In short, a kernel transforms the data into a higher dimensional space, then fits the best multi-dimensional hyperplane it can, and then projects the result back into the original multi-dimensional space.
This YouTube video provides a nice example for a polynomial kernel.
Classifiers are an important set of methods for working with categorical response variables.
We have examined just a few forms of classifiers as there are many and there are also many packages with different implementations of the methods.
As with Regression methods, there is no “best classifier” as their performance depends on the underlying (hidden) multi-dimensional structure of the data and how well different methods might fit the data without overfitting.
Logistic Regression is popular for binary classification as it is interpretable and runs quickly.
SVM is also quite popular method as it handles multi-class classification, supports multiple kernels,and is computationally efficient.
Both of these methods are common baselines for assessing the performance of more complex classifiers such as neural networks.
Caution: some datasets do not separate well according to the response variables. It’s better if the data separate, but don’t worry if you can’t find a good dataset.

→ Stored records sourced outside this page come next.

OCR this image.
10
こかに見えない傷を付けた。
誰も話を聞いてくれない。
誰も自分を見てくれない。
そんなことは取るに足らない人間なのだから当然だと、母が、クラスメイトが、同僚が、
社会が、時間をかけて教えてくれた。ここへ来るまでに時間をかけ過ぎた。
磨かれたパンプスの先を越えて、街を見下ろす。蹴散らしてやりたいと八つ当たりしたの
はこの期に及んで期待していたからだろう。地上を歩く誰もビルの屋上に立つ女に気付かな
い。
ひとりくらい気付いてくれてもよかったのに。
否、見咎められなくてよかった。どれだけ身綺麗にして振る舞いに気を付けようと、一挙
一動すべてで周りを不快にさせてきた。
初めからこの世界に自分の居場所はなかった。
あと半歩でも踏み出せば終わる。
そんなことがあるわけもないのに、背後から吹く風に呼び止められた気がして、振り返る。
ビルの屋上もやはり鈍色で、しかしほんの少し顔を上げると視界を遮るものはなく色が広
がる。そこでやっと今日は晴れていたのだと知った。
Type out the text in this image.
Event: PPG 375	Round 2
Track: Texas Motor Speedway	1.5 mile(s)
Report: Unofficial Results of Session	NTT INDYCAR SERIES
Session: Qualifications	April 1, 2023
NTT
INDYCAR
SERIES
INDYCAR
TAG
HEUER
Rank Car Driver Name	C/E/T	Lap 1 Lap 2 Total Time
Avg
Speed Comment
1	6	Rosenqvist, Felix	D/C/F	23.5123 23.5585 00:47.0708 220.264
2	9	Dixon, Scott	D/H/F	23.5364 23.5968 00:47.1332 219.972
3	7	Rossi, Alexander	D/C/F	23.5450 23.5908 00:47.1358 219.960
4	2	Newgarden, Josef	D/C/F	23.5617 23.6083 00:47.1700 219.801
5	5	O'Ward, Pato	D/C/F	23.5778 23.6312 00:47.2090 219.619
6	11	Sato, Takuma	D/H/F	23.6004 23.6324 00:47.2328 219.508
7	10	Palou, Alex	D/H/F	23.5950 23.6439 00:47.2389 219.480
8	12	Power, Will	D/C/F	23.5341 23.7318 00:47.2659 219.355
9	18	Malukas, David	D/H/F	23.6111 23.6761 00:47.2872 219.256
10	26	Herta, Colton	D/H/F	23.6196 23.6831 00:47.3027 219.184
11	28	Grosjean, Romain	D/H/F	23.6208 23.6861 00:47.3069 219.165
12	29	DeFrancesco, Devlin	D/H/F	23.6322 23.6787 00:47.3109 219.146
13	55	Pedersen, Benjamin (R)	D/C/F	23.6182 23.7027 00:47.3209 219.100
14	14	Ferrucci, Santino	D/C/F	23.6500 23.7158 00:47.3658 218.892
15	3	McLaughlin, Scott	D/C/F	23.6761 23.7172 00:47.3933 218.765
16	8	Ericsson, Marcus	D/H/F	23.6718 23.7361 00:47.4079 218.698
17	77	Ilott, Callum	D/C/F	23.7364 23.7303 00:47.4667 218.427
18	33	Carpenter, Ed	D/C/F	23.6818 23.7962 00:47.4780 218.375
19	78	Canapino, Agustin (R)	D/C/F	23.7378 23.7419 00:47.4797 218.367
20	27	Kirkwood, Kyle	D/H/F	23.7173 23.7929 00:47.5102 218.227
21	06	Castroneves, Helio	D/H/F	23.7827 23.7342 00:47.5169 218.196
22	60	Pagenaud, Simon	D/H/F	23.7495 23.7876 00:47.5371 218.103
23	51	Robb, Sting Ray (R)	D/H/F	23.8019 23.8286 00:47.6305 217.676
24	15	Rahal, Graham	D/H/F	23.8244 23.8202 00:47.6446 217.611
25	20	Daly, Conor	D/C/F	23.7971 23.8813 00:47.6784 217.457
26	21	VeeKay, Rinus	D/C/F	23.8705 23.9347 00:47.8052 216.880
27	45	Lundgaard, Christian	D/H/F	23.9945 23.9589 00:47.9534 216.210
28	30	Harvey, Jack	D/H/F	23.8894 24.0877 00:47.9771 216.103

The process will “work”, but it might not work well. Be sure to explain your findings; that’s more important than getting good results!
Split your chosen dataset into the three training/tuning/test samples. Save each off each as a CSV file and upload these.
Train at least three SVMs on your training data, being careful to explain which variables are the response and the explanatory variables. Feel free to experiment with different hyperparameters beyond what was done in the worksheet above. The hyperparameters you need might be quite different!
Using your tuning set, select which SVM performs the best… and then…
… determine its performance using the testing set.
Make sure to explain Steps 4 and 5 in comments in your Quarto file!